Disclosure: I was compensated for my review of Reading Kingdom, along with given a year’s access to the system. All opinions are my own.
Given that fewer than 1 in 5 words can be “sounded out” and there are 1,768 ways to spell 40 sounds, Reading Kingdom claims to be the first program to use the groundbreaking “Phonics-PLUS” system. In addition to teaching the skill of “Sound”, “Phonics-PLUS” incorporates “Sequencing”, “Writing”, “Meaning”, “Grammar”, and “Comprehension” to help children learn to read.
Reading Kingdom promotes that their program is for children 4-10 years old, from kids who are not yet reading and don’t know their letters to those who have already started to learn and builds skills up to a 3rd-grade level. Given their recommended age range, I signed up both my 8-year-old 3rd grader and 4-year-old preschooler.
When you first sign up, it is recommended to have your child take an assessment to determine which of their five levels to start with. The assessment consisted of 2 sections – identifying words spoken and typing. The first section showed 3 different word options and would speak a word for the student to identify. The typing section showed individual letters for the student to type.
My 8-year-old flew through the word identification with ease but was slower with the typing given he hasn’t spent much time learning to type. He was placed in Level 1. My 4-year-old struggled with both sections, just guessing on the word identification. She was also placed in Level 1. While Level 1 made sense for my 4-year-old, I was surprised that my 8-year-old was also placed in Level 1, so I’m guessing heavy weight is given to typing ability. I would not have equated reading and writing ability with typing, but we proceeded as suggested.
I was given 14 days to review the program and provide this post, so my children both worked through Level 1 in that time. As advertised, the program adjusts based on how your student performs. Both of my students had the same first lesson, and then they varied immediately.
Each session consists of 15-20 lessons. And they recommend no more than 2 sessions per day. The first lesson focused on the word “girls” and the skill of “sequencing”. They were to spell “girls” using the letters in the white box in order from left to right.
Other lessons included identifying a spoken word, identifying all instances of a spoken word in a text in order, typing a spoken word, and identifying which option could become the spoken word then filling in the missing letters. Each session would focus on 1-4 words, with all 15-20 lessons practicing those words in different fun ways.
Reading Kingdom Review
My first impression of Reading Kingdom was that it was unlikely that my 8-year-old and 4-year-old were at the same reading level, but we continued as instructed. My 8-year-old was very bored at Level 1, but it was a good review and repetition of beginner sight words.

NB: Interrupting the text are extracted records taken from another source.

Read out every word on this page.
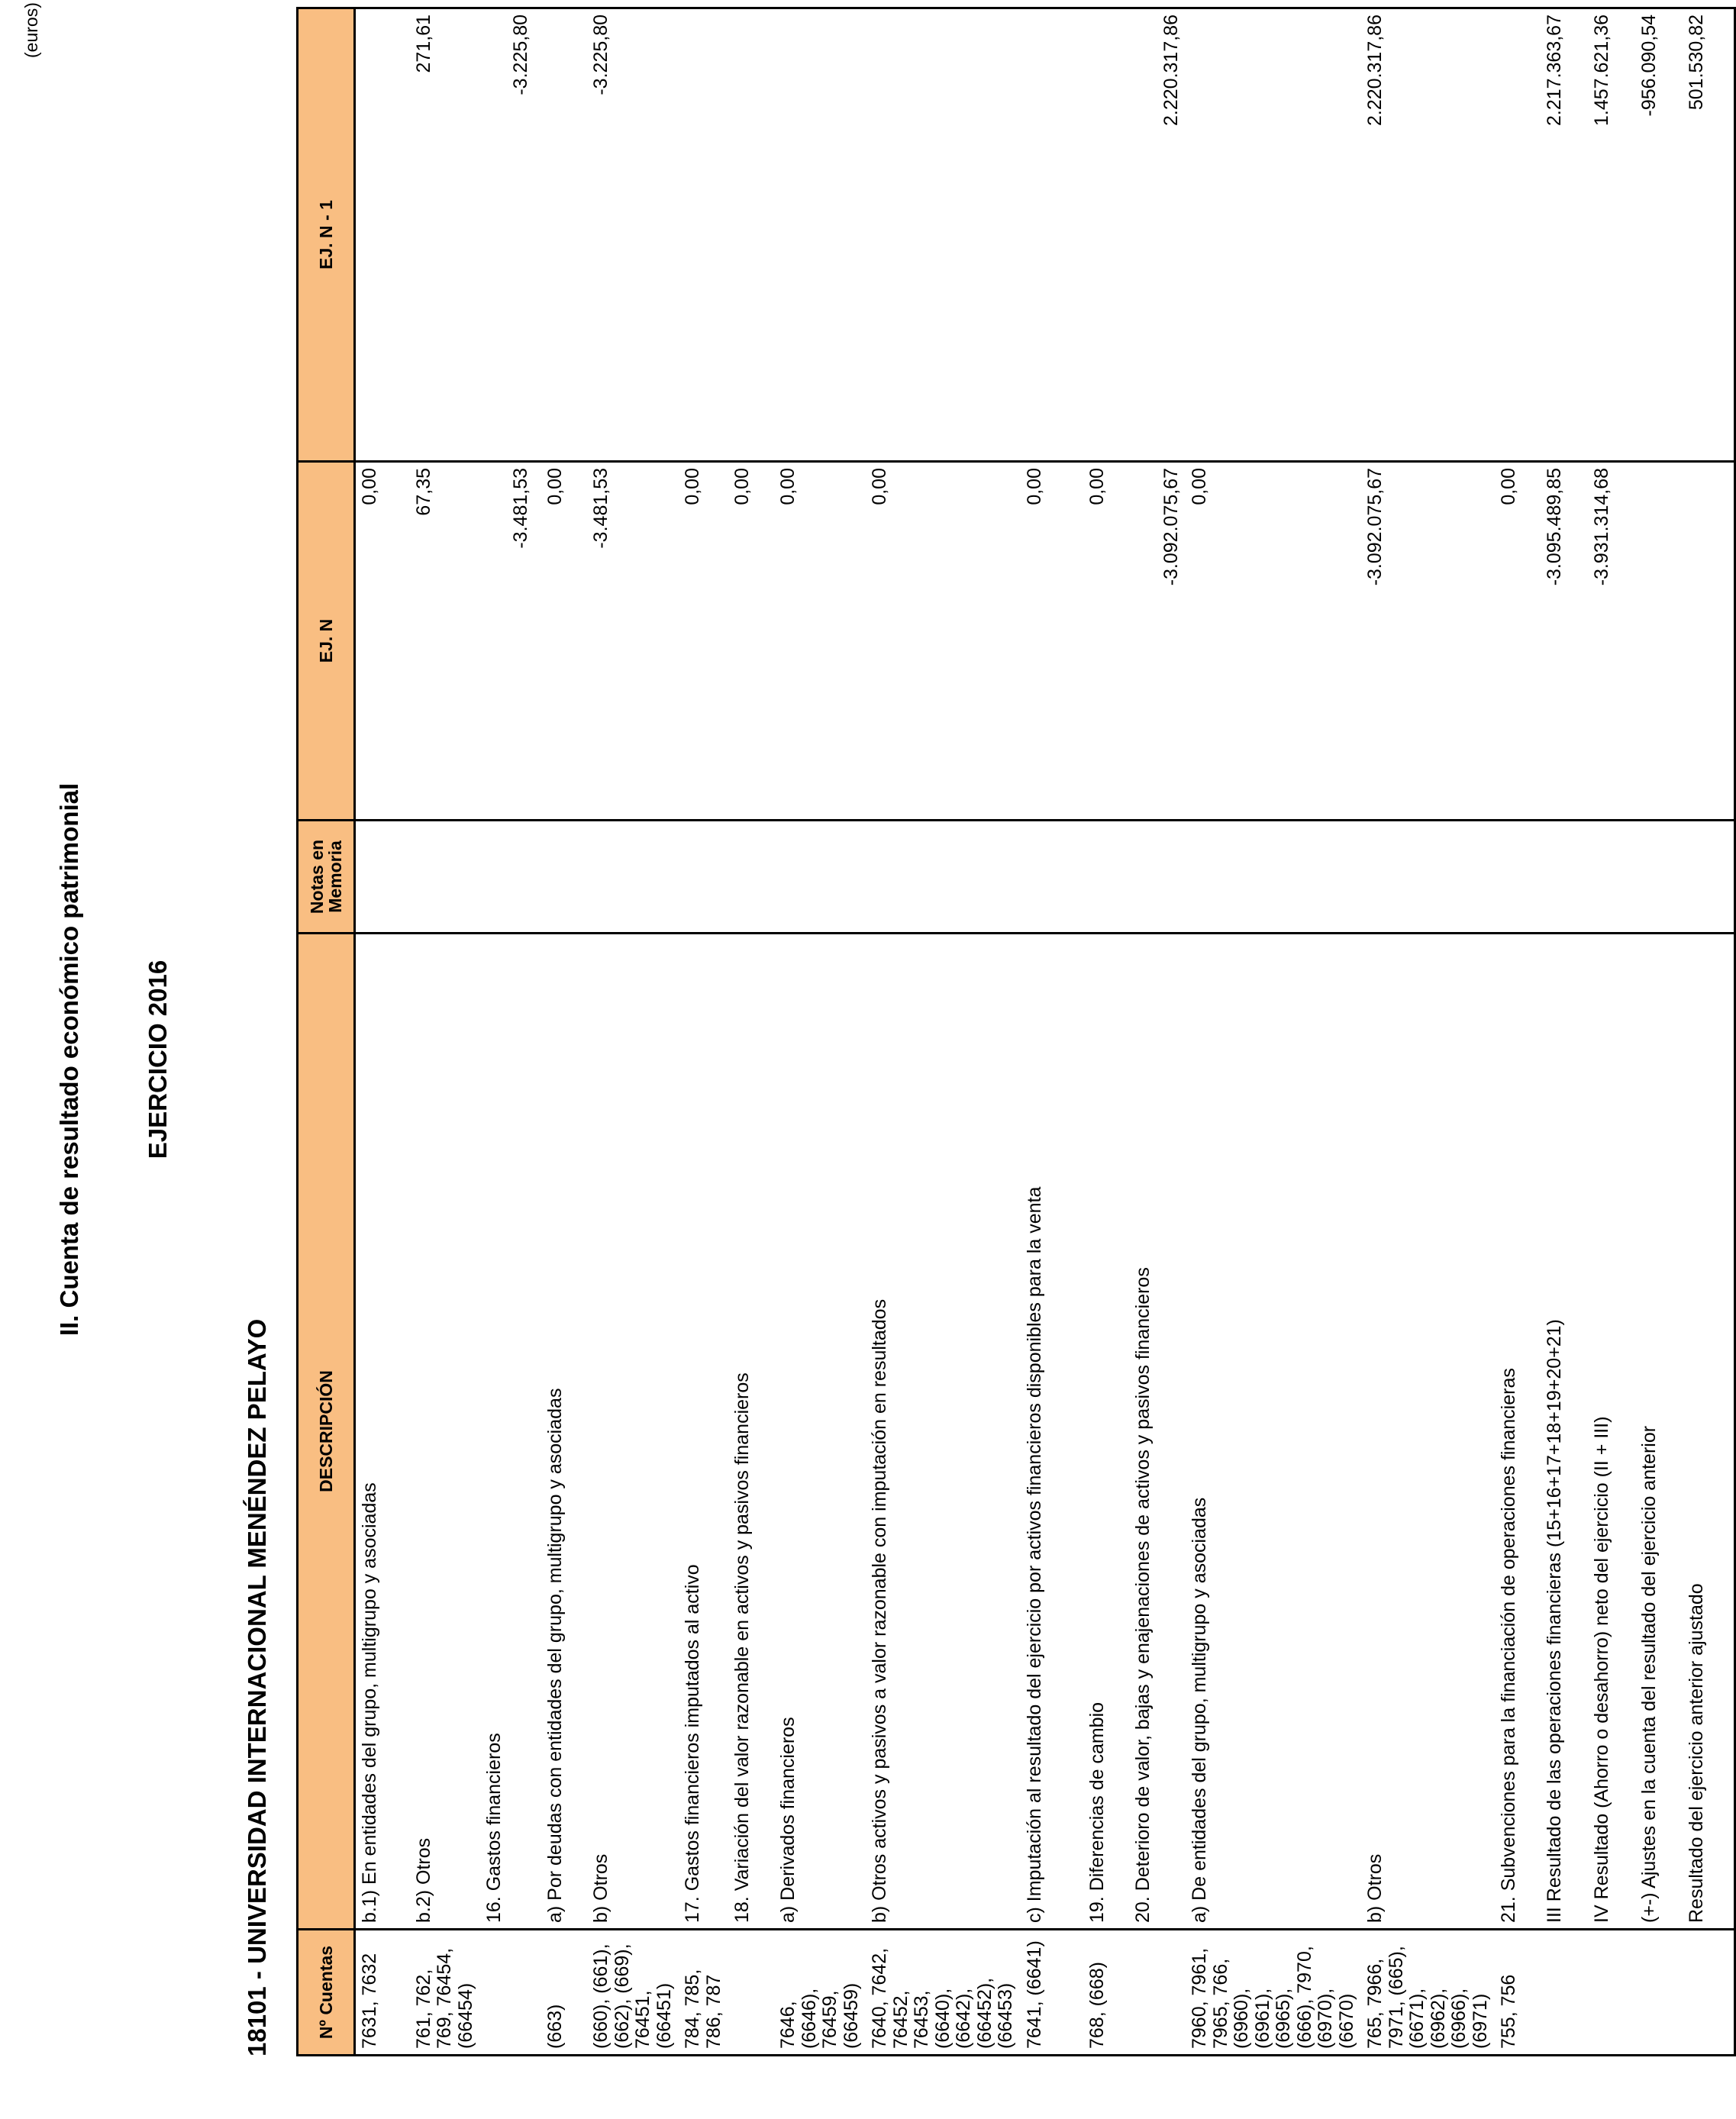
II. Cuenta de resultado económico patrimonial EJERCICIO 2016
18101 - UNIVERSIDAD INTERNACIONAL MENÉNDEZ PELAYO
(euros)
Nº Cuentas	DESCRIPCIÓN	Notas en Memoria	EJ. N	EJ. N - 1
7631, 7632	b.1) En entidades del grupo, multigrupo y asociadas		0,00	
761, 762, 769, 76454, (66454)	b.2) Otros		67,35	271,61
	16. Gastos financieros		-3.481,53	-3.225,80
(663)	a) Por deudas con entidades del grupo, multigrupo y asociadas		0,00	
(660), (661), (662), (669), 76451, (66451)	b) Otros		-3.481,53	-3.225,80
784, 785, 786, 787	17. Gastos financieros imputados al activo		0,00	
	18. Variación del valor razonable en activos y pasivos financieros		0,00	
7646, (6646), 76459, (66459)	a) Derivados financieros		0,00	
7640, 7642, 76452, 76453, (6640), (6642), (66452), (66453)	b) Otros activos y pasivos a valor razonable con imputación en resultados		0,00	
7641, (6641)	c) Imputación al resultado del ejercicio por activos financieros disponibles para la venta		0,00	
768, (668)	19. Diferencias de cambio		0,00	
	20. Deterioro de valor, bajas y enajenaciones de activos y pasivos financieros		-3.092.075,67	2.220.317,86
7960, 7961, 7965, 766, (6960), (6961), (6965), (666), 7970, (6970), (6670)	a) De entidades del grupo, multigrupo y asociadas		0,00	
765, 7966, 7971, (665), (6671), (6962), (6966), (6971)	b) Otros		-3.092.075,67	2.220.317,86
755, 756	21. Subvenciones para la financiación de operaciones financieras		0,00	
	III Resultado de las operaciones financieras (15+16+17+18+19+20+21)		-3.095.489,85	2.217.363,67
	IV Resultado (Ahorro o desahorro) neto del ejercicio (II + III)		-3.931.314,68	1.457.621,36
	(+-) Ajustes en la cuenta del resultado del ejercicio anterior			-956.090,54
	Resultado del ejercicio anterior ajustado			501.530,82
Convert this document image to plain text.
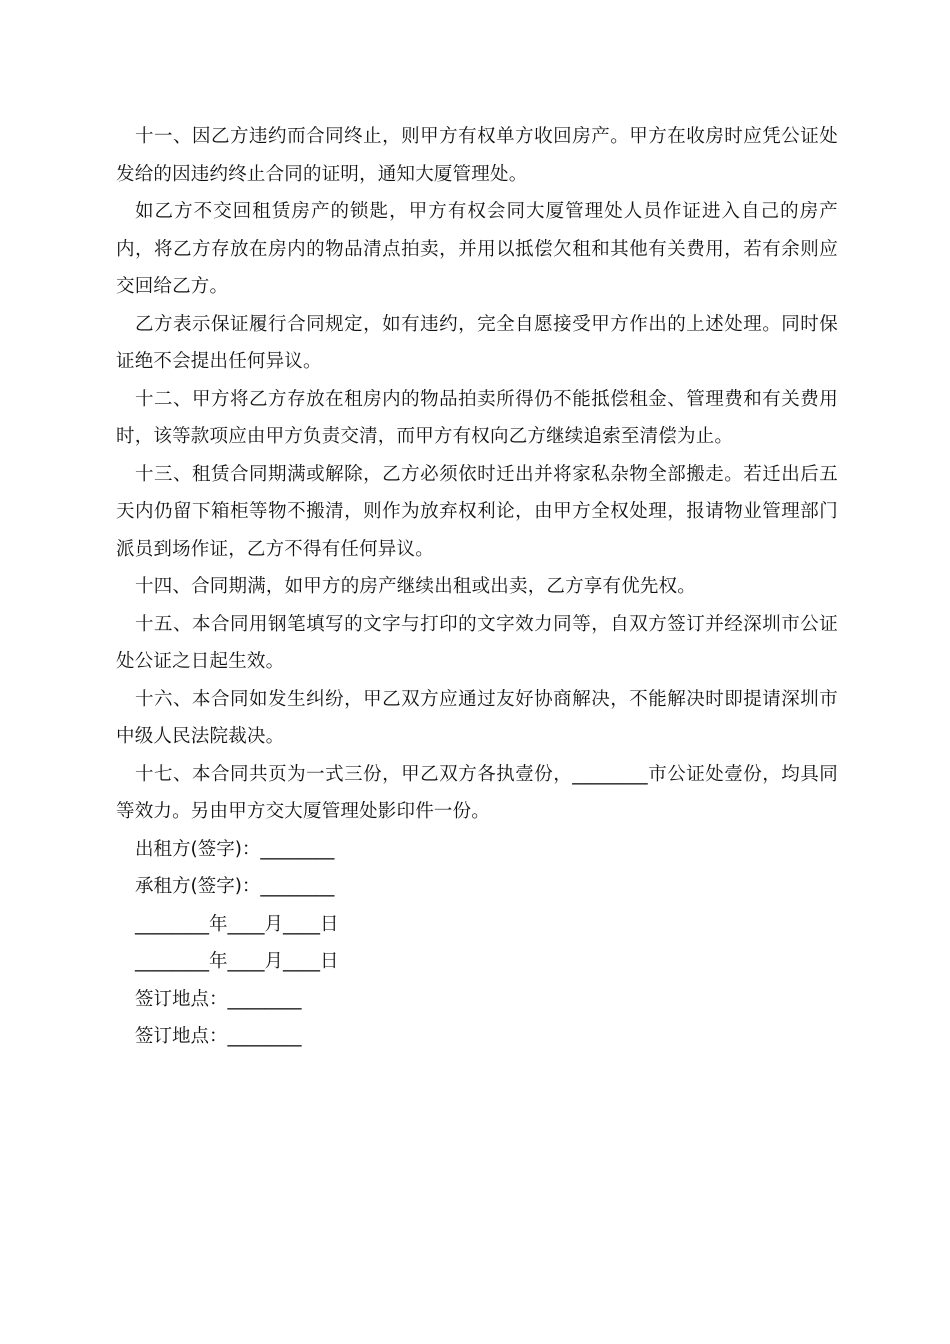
十一、因乙方违约而合同终止，则甲方有权单方收回房产。甲方在收房时应凭公证处发给的因违约终止合同的证明，通知大厦管理处。

如乙方不交回租赁房产的锁匙，甲方有权会同大厦管理处人员作证进入自己的房产内，将乙方存放在房内的物品清点拍卖，并用以抵偿欠租和其他有关费用，若有余则应交回给乙方。

乙方表示保证履行合同规定，如有违约，完全自愿接受甲方作出的上述处理。同时保证绝不会提出任何异议。

十二、甲方将乙方存放在租房内的物品拍卖所得仍不能抵偿租金、管理费和有关费用时，该等款项应由甲方负责交清，而甲方有权向乙方继续追索至清偿为止。

十三、租赁合同期满或解除，乙方必须依时迁出并将家私杂物全部搬走。若迁出后五天内仍留下箱柜等物不搬清，则作为放弃权利论，由甲方全权处理，报请物业管理部门派员到场作证，乙方不得有任何异议。

十四、合同期满，如甲方的房产继续出租或出卖，乙方享有优先权。

十五、本合同用钢笔填写的文字与打印的文字效力同等，自双方签订并经深圳市公证处公证之日起生效。

十六、本合同如发生纠纷，甲乙双方应通过友好协商解决，不能解决时即提请深圳市中级人民法院裁决。

十七、本合同共页为一式三份，甲乙双方各执壹份，________市公证处壹份，均具同等效力。另由甲方交大厦管理处影印件一份。

出租方(签字)：________

承租方(签字)：________

________年____月____日

________年____月____日

签订地点：________

签订地点：________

As the program is very heavily focused on typing, we improvised with my 4-year-old who had not used a keyboard at all. I would have her speak the letters that were shown on the screen or needed to complete the words and I would type them. I also found the sessions too long for her attention span. They provide a pause button, but you can only use it one time per session.
On a positive note, I do like that the program focuses on only a few words at a time and works on both reading and spelling in the same sessions. While my son is on par for reading at his grade level, I feel like his spelling is lacking, so this has been good practice.
As 14 days is a very short time to review a program like this, check back as I’ll be updating this review over the next year that we have access to the system.